All it takes is development. In today’s mixed-use, local-business, neighborhood-pride philosophy of construction, the building comes first, and the tone of the block follows.
There are so many new buildings going up around Capitol Hill that it’s hard to keep track, and it seems that whole urban villages sprout out of nowhere. If the story behind one such development – the 19th Avenue East and East Mercer Street mixed-use building– is any indication, there’s more intention than miracle in the concept.
The 19th & Mercer building is a Blanton Turner property, coming from the same organization responsible for the Packard Building on 12th Avenue, among others. However, this new location stands out from their rest.
Residential
Capitol Hill’s 19th Avenue and much of the surrounding blocks are residential, mixing long-standing houses, older apartment buildings, and new constructions along the way. It’s a quiet neighborhood that has more in common with the likes of Madrona than the closer stretches of Capitol Hill proper.
15th Avenue, if the area east of Broadway was a tiny town, would become the main thoroughfare. All other roads would go to houses or schools.
The businesses living on the ground floor of the 19th & Mercer building seem aware of that. And yes, they’re totally in on the same plan. The way that Robin Wehl Martin, proprietor and head baker at Hello Robin, tells it, the lineup on the block was a mix of neighborly assistance and ambitious business savvy.
“It was all Molly,” Wehl Martin said, “She talked to the developer and said, ‘look, if you put a chiropractor’s office and a dry cleaners in here, it’s not gonna work.’”
A fresh minty legend
As the freshly minted legend goes, ice cream heroine Molly Moon and her husband, Zack, gathered a mix of up-and-comers and Capitol Hill mainstays to grab every retail space at 19th & Mercer.
Tallulah’s, the newest restaurant from Linda Derschang, took the East Mercer Street corner while Hello Robin moved in next-door, one step closer to East Republican Street, joined by a walk-up Molly Moon’s Ice Cream window ready for the spring and summer months. Between them, an honest-to-goodness general store, Cone and Steiner, also just opened its doors.

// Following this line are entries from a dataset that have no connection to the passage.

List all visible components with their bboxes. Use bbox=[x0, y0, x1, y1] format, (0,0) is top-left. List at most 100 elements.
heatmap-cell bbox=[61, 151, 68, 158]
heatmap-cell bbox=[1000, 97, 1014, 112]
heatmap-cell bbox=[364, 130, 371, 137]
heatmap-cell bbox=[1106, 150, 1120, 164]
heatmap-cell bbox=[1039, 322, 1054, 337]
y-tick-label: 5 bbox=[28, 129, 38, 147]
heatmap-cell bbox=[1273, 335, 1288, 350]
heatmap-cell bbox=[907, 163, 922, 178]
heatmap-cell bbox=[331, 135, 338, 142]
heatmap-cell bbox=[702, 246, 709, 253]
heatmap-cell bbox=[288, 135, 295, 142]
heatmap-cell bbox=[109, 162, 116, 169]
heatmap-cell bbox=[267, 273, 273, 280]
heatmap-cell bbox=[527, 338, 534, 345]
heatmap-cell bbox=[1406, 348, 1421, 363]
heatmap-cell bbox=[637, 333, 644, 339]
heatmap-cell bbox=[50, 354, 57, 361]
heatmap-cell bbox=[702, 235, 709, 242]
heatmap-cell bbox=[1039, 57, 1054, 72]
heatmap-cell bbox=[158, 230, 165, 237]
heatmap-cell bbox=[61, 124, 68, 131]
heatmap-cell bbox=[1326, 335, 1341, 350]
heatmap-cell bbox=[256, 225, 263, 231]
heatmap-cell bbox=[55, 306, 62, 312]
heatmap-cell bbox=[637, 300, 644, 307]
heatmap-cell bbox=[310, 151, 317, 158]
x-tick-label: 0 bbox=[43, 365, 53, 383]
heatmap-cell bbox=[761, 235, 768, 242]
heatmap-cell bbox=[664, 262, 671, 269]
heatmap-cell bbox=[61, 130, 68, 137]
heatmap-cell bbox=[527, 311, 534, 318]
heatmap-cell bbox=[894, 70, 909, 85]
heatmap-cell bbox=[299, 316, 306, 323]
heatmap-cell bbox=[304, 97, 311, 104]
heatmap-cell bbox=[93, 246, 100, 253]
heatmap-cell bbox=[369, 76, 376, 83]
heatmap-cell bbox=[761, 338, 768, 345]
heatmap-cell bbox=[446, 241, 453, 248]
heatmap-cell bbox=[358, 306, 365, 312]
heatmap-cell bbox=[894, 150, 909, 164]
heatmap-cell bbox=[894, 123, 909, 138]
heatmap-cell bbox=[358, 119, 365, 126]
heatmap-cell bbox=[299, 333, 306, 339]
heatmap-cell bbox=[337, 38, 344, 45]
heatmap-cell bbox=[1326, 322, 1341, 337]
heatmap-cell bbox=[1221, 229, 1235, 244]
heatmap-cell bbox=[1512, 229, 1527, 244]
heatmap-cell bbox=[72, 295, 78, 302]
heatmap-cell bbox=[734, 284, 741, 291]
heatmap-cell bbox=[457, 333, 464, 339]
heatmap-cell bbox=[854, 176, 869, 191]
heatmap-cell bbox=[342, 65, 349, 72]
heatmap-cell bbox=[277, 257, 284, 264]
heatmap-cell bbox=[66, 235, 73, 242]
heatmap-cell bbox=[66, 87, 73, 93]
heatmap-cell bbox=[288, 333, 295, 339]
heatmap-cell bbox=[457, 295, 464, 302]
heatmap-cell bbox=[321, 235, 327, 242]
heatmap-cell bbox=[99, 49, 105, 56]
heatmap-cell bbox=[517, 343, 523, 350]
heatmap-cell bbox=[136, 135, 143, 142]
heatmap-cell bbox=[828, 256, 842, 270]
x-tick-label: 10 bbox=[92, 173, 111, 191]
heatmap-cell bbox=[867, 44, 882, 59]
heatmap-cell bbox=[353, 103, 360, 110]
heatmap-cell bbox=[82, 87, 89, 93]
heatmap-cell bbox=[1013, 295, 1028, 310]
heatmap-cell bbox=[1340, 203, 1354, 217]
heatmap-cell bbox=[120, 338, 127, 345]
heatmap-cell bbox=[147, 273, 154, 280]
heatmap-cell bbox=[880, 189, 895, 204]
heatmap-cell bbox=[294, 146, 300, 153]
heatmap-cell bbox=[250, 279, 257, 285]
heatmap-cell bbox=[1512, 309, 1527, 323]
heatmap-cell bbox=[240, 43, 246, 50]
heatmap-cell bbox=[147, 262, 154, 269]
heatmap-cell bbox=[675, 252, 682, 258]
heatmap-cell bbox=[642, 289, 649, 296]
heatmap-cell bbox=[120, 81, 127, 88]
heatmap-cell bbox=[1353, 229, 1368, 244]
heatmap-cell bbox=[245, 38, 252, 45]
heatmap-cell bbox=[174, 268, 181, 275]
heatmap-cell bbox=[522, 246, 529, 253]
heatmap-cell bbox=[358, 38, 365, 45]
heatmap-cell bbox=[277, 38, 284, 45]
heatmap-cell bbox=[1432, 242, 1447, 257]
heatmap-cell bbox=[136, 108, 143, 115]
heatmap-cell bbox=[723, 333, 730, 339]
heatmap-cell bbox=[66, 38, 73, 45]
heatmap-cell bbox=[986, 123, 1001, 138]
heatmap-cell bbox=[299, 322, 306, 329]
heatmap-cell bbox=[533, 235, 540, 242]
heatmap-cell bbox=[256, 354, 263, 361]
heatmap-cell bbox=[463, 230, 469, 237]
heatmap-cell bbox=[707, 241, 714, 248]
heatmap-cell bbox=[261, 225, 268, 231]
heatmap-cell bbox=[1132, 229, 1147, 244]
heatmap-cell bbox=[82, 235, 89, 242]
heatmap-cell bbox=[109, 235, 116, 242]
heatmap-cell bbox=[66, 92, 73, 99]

It’s a mixture of fiction and nostalgia that makes this new business block feel real. WehlMartin makes homemade cookies and then bakes them while she talks with people of all ages. Cone shares her hallway with Steiner and Wehl Martin, where everyone uses each other’s materials.
“I ran out of butter and grabbed some from the Cone and Steiner earlier this week. Before that, Tallulah’s had an egg emergency and I lent them a sack. That’s the kind of relationship we have around here,” Wehl Martin said, prepping habanero orange cookies on a Sunday afternoon. But it isn’t for the literal cup full of sugar. This kind of neighborly attitude was something many people grew up knowing about, but seldom seeing.
Luxury Costs
None of this would stand up if it all came at a luxury cost, but browsing the goods at Hello Robin and Cone and Steiner isn’t a cause for sticker shock. For a half- and full-dozen cookies, the former will charge a penny and change. Cone and Steiner have organic goods that are more than those found in a corner shop. However, it is still cheaper than the traditional convenience store model which charges 50 percent for the same mass-market products available only three blocks away at QFC.
All of it is huge-N and big-S nice stuff. Hello Robin’s coconut curry cookies are a treat for grownups. It also includes a refined whole wheat cookie with sea salt and a habanero-orange cookie, which is meant to introduce children to the age-old pairing of chocolate chili. Cone and Steiner have a large selection of mustards on tap and fill up growlers. It’s all delivered in such a clean, friendly package that it feels like it should mean something.
“I’ve lived in this neighborhood for 15 years,” Wehl Martin said, shedding some light on the motive behind the block’s design, “I have three kids now. I couldn’t help but make [Hello Robin] family-friendly.”
Family-friendly and Capitol Hill don’t walk on the same side of the street as often as they could and, perhaps, should. The new stuff at 19th & Mercer makes a case for not moving away from the neighborhood when it’s time to settle down. This suggests that many people will spend their youth in Pike/Pine or Broadway, move on to Broadway when they are older, go down to Broadway at some point, then wander up 12th or 15th streets, where they can raise children.